Wenn Sie sich über die Herkunft Ihrer Produkte nicht sicher sind, können Sie auch Binding Origin Information (BOI) beantragen. Eine BOI-Entscheidung bescheinigt den Ursprung und ist in der Europäischen Union verbindlich. Bitte beachten Sie, dass ein BOI Sie nicht von der Vorlage von Ursprungsnachweisen gemäß den Regeln der jeweiligen Präferenzhandelsregelung befreit.

Weitere Informationen zu präferenziellen Ursprungsregeln, einschließlich Leitlinien, finden Sie auch auf der Website der GD TAXUD, die Sie hier abrufen können.


So dokumentieren Sie den Ursprung Ihres Produkts

Sobald Sie wissen, dass Ihr Erzeugnis als Ursprungserzeugnis gilt, ist der nächste Schritt, den Zollbehörden des Bestimmungslandes seine Ursprungseigenschaft nachzuweisen. Erst dann kann eine Zollpräferenzbehandlung in Anspruch genommen werden.

  • Nachweis der Herkunft Ihres Erzeugnisses

In jeder Präferenzhandelsregelung sind spezifische Verwaltungsverfahren festgelegt, um den Ursprung Ihres Erzeugnisses nachzuweisen und Präferenzansprüche geltend zu machen. Sie können sie im Abschnitt „Märkte“ oder im Abschnitt „Mein Handelsassistent in ROSA“ oder im Abschnitt „Ursprungsdokumentation und Verifizierung“ nachschlagen.

  • Ursprungsnachweis

Im Bestimmungsland muss ein Antrag auf Zollpräferenzbehandlung durch einen Ursprungsnachweis, der der Zollbehörde des Einfuhrlandes auf Antrag vorzulegen ist, oder durch Kenntnis des Einführers gestützt werden.

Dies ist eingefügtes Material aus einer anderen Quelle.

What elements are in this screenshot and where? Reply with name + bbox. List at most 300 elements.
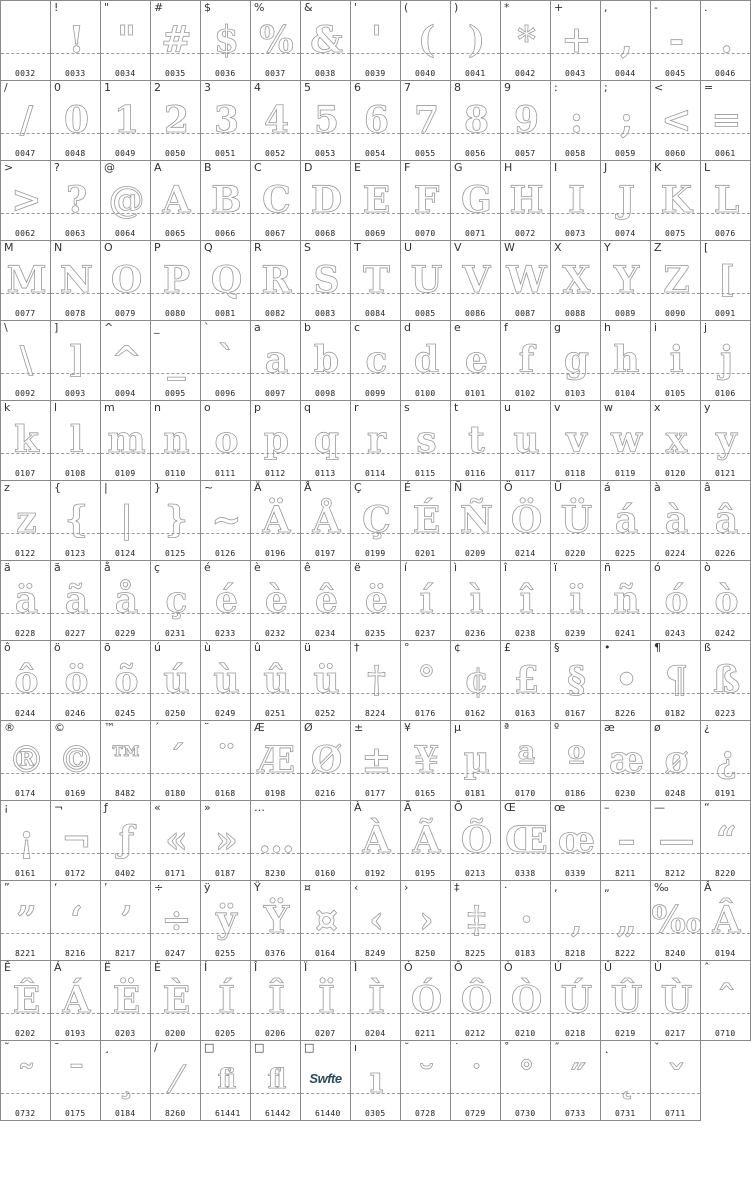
glyph-sample: ¿ [715, 739, 736, 781]
glyph-cell [151, 401, 201, 481]
glyph-sample: N [60, 259, 91, 301]
glyph-code: 0730 [515, 1109, 536, 1118]
glyph-sample: ƒ [118, 819, 133, 861]
glyph-cell [501, 321, 551, 401]
glyph-code: 0091 [715, 309, 736, 318]
glyph-code: 0094 [115, 389, 136, 398]
glyph-cell [201, 481, 251, 561]
glyph-sample: = [711, 99, 740, 141]
baseline-guide [1, 773, 50, 774]
glyph-sample: > [11, 179, 40, 221]
baseline-guide [351, 53, 400, 54]
glyph-code: 0243 [665, 629, 686, 638]
glyph-label: © [54, 721, 65, 734]
glyph-cell [401, 161, 451, 241]
glyph-cell [101, 81, 151, 161]
glyph-code: 0339 [565, 869, 586, 878]
glyph-sample: 0 [63, 99, 88, 141]
glyph-cell [201, 881, 251, 961]
glyph-code: 0084 [365, 309, 386, 318]
glyph-cell [301, 1041, 351, 1121]
glyph-sample: - [669, 19, 682, 61]
glyph-sample: Å [312, 499, 339, 541]
baseline-guide [451, 373, 500, 374]
glyph-label: Á [54, 961, 62, 974]
glyph-cell [1, 1, 51, 81]
glyph-label: 7 [404, 81, 411, 94]
baseline-guide [251, 533, 300, 534]
glyph-code: 8222 [615, 949, 636, 958]
glyph-code: 0191 [715, 789, 736, 798]
baseline-guide [351, 933, 400, 934]
glyph-sample: a [264, 339, 287, 381]
glyph-label: œ [554, 801, 566, 814]
glyph-label: ã [54, 561, 61, 574]
glyph-sample: Ú [560, 979, 591, 1021]
glyph-code: 0225 [615, 549, 636, 558]
glyph-label: ? [54, 161, 60, 174]
glyph-label: Œ [504, 801, 516, 814]
glyph-code: 0236 [465, 629, 486, 638]
baseline-guide [601, 133, 650, 134]
glyph-cell [201, 961, 251, 1041]
glyph-code: 8211 [615, 869, 636, 878]
baseline-guide [551, 133, 600, 134]
glyph-sample: á [614, 499, 637, 541]
baseline-guide [251, 613, 300, 614]
baseline-guide [401, 533, 450, 534]
glyph-label: > [4, 161, 14, 174]
glyph-code: 0060 [665, 149, 686, 158]
glyph-sample: â [714, 499, 737, 541]
glyph-label: ó [654, 561, 661, 574]
baseline-guide [1, 213, 50, 214]
baseline-guide [251, 773, 300, 774]
baseline-guide [601, 613, 650, 614]
glyph-code: 0058 [565, 149, 586, 158]
glyph-cell [601, 1041, 651, 1121]
glyph-code: 0125 [165, 549, 186, 558]
baseline-guide [451, 133, 500, 134]
glyph-code: 0120 [665, 469, 686, 478]
glyph-cell [501, 881, 551, 961]
glyph-cell [51, 721, 101, 801]
glyph-sample: ¬ [61, 819, 90, 861]
glyph-sample: Á [62, 979, 89, 1021]
glyph-code: 0115 [415, 469, 436, 478]
baseline-guide [51, 613, 100, 614]
glyph-label: ¨ [204, 721, 210, 734]
glyph-cell [251, 721, 301, 801]
glyph-label: è [254, 561, 261, 574]
glyph-label: ù [204, 641, 211, 654]
glyph-code: 61440 [315, 1109, 341, 1118]
glyph-cell [501, 721, 551, 801]
glyph-cell [201, 721, 251, 801]
glyph-code: 0237 [415, 629, 436, 638]
baseline-guide [101, 773, 150, 774]
glyph-cell [51, 321, 101, 401]
glyph-code: 0402 [115, 869, 136, 878]
glyph-sample: [ [717, 259, 734, 301]
glyph-code: 8226 [615, 709, 636, 718]
glyph-code: 0161 [15, 869, 36, 878]
glyph-cell [251, 321, 301, 401]
glyph-code: 0074 [615, 229, 636, 238]
glyph-sample: ´ [167, 739, 184, 781]
glyph-cell [701, 1, 751, 81]
baseline-guide [301, 453, 350, 454]
glyph-label: ä [4, 561, 11, 574]
glyph-cell [601, 321, 651, 401]
glyph-cell [1, 881, 51, 961]
glyph-sample: t [468, 419, 483, 461]
glyph-label: ë [354, 561, 361, 574]
baseline-guide [601, 373, 650, 374]
baseline-guide [201, 293, 250, 294]
glyph-cell [701, 241, 751, 321]
glyph-code: 0110 [165, 469, 186, 478]
glyph-code: 0041 [465, 69, 486, 78]
glyph-cell [651, 1041, 701, 1121]
glyph-label: ˛ [604, 1041, 610, 1054]
glyph-sample: ë [365, 579, 386, 621]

Die Art des Ursprungsnachweises hängt von der geltenden Präferenzregelung ab. Typischerweise können sie entweder sein:

  • Eine Eigenerklärung des Ausführers (oft als Ursprungserklärung, Ursprungserklärung oder Erklärung auf der Rechnung bezeichnet), die in der Regel von den Zollbehörden mit dem Status „Genehmigter Ausführer“ oder „Registrierter Ausführer“ vorab genehmigt werden muss.
  • Eine von den Zollbehörden des Ausfuhrlandes ausgestellte amtliche Ursprungsbescheinigung (z. B. die „Beförderungsbescheinigung EUR.1“).
  • Auf der Grundlage der Kenntnisse des Einführers, d. h. der Möglichkeit eines Einführers, die Präferenz auf der Grundlage seines eigenen dokumentierten Wissens zu beantragen, dass die Erzeugnisse die einschlägigen Ursprungsregeln erfüllen.

Weitere Informationen zu den Arten von Herkunftsnachweisen finden Sie hier.

Herkunftsnachweis

Die Zollbehörden können überprüfen, ob ein eingeführtes Erzeugnis tatsächlich Ursprungserzeugnis ist und alle Ursprungsanforderungen erfüllt. Die Überprüfung kann durch stichprobenartige oder risikobasierte Kontrollen durch die Zollbehörden erfolgen und umfasst die Zusammenarbeit zwischen den Vertragsparteien der Präferenzhandelsregelung.

Was ist, wenn Ihr Produkt die Ursprungsregeln nicht erfüllt?

Entspricht Ihr Erzeugnis nicht den Ursprungsregeln für ein Präferenzhandelsabkommen, gelten Standardzölle. Für Länder, die Mitglieder der Welthandelsorganisation (WTO) sind, gelten Meistbegünstigungszollsätze (MFN), während für andere Länder die allgemeinen Zollsätze (GEN) gelten. Über das Access2Markets-Portal können Sie die geltenden Meistbegünstigungszollsätze überprüfen.